Nothing remained of the girl who, for a brief moment in the past, we thought was so incredibly cool. The bouts of hysteria that seemed kind of charming back then, kind of French, became embarrassing and troubling. Tuli also forbid our friend from maintaining his relations with us, and when he insisted on getting together with someone from the old gang once every few months, she imposed a veto on traveling to Tel Aviv and insisted that we come to them for coffee and a homemade cake that was just to die for. She didn't care that we were all broke, car-less students for whom making the trip to Netanya in the evening was on a par with the Exodus from Egypt. Not to mention that the three-babies-in-a-cradle card, which she invariably played, was a winning one.
So once in a blue moon we made the trip to Netanya, in the hope of snatching a few quality minutes with our friend, who had traded in the morbid sense of humor that had always endeared him to us for infantile jokes and Talmudic anecdotes. To our surprise, this was still the pleasurable part of the evening. The rest of the time, we had to confront, face-to-face, the monstrous suburban inferiority complex that Tuli had nurtured like a pet.
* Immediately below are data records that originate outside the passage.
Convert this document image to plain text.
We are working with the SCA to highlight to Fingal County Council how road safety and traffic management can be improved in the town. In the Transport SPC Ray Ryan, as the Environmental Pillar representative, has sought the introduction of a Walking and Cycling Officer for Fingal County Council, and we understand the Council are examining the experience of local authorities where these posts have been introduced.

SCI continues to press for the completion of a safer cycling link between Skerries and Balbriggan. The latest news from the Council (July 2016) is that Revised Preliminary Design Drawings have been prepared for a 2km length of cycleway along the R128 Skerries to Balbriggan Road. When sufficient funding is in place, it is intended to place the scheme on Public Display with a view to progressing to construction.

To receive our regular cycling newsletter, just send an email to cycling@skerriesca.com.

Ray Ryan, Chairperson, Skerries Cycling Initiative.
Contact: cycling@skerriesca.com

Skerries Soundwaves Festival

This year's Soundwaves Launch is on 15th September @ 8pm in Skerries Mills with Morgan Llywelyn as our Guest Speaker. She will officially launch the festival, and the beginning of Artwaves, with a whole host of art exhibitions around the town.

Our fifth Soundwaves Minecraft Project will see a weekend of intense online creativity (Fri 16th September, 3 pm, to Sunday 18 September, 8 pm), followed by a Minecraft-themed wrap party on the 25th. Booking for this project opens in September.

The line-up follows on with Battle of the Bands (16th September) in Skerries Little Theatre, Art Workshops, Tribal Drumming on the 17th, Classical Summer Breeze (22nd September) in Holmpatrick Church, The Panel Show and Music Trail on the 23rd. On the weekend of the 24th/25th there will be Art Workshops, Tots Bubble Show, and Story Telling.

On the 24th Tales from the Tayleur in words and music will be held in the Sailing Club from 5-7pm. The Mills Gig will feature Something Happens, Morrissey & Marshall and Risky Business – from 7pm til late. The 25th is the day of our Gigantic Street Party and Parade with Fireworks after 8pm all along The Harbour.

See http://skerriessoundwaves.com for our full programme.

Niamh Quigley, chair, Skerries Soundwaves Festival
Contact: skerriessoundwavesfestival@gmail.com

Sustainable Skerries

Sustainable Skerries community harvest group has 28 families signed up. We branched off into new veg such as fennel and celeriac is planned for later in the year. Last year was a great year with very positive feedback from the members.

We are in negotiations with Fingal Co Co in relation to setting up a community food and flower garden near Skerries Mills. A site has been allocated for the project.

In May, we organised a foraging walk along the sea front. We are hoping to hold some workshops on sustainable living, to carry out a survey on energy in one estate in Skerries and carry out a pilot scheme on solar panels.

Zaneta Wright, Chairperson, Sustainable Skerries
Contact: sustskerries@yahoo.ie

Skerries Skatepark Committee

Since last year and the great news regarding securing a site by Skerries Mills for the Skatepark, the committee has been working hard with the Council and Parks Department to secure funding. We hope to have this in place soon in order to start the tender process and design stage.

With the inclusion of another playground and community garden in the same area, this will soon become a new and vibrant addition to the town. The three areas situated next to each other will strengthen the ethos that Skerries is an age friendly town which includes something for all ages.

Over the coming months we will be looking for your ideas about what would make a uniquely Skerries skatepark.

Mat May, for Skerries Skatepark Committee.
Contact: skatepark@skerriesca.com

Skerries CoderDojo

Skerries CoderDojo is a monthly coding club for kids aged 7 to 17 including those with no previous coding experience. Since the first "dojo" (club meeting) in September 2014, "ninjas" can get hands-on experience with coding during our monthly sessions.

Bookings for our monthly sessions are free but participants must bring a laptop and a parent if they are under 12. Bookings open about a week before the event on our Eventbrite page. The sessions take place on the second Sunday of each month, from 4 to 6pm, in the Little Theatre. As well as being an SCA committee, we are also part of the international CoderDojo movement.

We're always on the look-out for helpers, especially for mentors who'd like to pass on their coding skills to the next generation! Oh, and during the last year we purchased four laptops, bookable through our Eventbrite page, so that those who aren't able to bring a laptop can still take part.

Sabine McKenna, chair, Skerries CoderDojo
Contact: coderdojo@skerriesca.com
"So," she interjected, coming out of the kitchen for a moment. "How do they drink coffee in the big city these days? In a big mug or a small one?" She waved mugs of various sizes at us. "Small is fine," I replied with casual politeness, an answer that only got me into a lot more trouble. "I see," she said, the hurt and anger palpable as she went back into the kitchen.
"Did I say something wrong?" I asked our friend, who shrugged his shoulders. But then Tuli came out again. "Which coffee do you drink there in Tel Aviv in the small mug?" she asked, her bottom lip trembling. "I'm sorry, but we don't have a cappuccino machine. Here we drink only instant coffee with milk, or Turkish coffee." This was the moment when I should have done one of two things: A) hurl a vase at her head; or B) shut my husband up. Since I didn't do either, my husband innocently asked, "Which instant do you have?" And Tuli answered: "Regular Elite instant coffee. I'm sorry, but we don't keep all kinds of fancy flavors here like forest-nut or halvah."
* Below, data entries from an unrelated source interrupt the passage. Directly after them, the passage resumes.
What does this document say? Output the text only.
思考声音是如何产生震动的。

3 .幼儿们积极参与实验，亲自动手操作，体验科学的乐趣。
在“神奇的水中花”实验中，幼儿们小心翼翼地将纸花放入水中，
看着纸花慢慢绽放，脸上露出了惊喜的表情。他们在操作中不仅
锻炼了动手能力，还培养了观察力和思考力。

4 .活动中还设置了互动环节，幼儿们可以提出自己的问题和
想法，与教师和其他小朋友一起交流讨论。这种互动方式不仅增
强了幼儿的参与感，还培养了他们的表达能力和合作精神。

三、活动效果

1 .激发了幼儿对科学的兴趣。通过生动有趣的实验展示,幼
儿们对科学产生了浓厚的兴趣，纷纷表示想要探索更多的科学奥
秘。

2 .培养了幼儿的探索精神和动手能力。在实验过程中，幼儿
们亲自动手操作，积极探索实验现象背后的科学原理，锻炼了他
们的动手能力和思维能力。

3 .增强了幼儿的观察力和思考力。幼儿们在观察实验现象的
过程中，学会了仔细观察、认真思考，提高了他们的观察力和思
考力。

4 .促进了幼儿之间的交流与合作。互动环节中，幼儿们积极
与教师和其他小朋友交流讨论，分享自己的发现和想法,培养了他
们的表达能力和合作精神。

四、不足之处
Over the years, the visits have become increasingly rare. The situation became intolerable when my husband started his doctoral studies and I got a little famous. For Tuli and her pet suburban inferiority complex, I became a Hollywood star and my husband a condescending intellectual who has no idea what's happening in the world.
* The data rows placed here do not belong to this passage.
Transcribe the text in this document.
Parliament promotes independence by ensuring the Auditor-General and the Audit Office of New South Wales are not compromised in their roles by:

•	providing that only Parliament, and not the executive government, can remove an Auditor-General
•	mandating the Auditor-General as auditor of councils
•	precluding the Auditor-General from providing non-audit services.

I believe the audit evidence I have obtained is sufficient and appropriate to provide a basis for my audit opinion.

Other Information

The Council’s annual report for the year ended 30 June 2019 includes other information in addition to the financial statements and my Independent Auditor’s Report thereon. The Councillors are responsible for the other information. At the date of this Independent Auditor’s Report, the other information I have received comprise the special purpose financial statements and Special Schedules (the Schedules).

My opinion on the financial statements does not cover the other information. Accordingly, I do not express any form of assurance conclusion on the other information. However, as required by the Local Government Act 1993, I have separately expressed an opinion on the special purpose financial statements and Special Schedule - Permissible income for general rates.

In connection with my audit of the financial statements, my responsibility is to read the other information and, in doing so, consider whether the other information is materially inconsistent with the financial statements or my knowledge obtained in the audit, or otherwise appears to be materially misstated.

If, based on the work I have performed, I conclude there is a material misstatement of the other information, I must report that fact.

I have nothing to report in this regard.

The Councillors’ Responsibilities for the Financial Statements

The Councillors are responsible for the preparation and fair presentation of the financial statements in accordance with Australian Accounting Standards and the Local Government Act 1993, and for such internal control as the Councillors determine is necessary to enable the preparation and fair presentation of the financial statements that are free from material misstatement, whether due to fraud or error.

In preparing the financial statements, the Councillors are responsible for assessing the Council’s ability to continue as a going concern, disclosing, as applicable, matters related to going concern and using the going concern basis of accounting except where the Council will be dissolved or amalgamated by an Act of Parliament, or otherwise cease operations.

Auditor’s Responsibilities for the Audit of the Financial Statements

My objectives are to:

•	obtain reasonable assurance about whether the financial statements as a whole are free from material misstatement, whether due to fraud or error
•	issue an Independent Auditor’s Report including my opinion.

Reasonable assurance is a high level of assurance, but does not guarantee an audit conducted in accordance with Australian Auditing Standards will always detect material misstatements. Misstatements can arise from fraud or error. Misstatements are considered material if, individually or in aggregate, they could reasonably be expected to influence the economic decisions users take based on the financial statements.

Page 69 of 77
"So how are things in high society? What's new with Yael Bar-Titty?" she'd mockingly ask me. "Oh, well, you're too smart for me," was her regular remark to my husband, along with, "It's very easy to talk that way when you're sitting up in your ivory tower."
Each time we met, we had to listen to more comments from her about the air pollution in Tel Aviv, about how dangerous it is there, how there are so many homeless people and it's so filthy, and about how there are so many charlatans and draft dodgers, and that she would never consent "to have her children go to the 'arts' school or the 'democratic' school or any of that snobby northern Tel Aviv rubbish, which is the reason the country looks the way it does and why we're not really going after them in Gaza and getting it over with."
Eventually, we completely lost all connection with them, and no one had heard anything from them in the past decade, until recently, when one friend heard from another friend that they had divorced. Tuli was committed after she went to the mini-market naked and demanded a celebrity discount because she was Yael Bar-Zohar. And our friend moved with the children to Tel Aviv.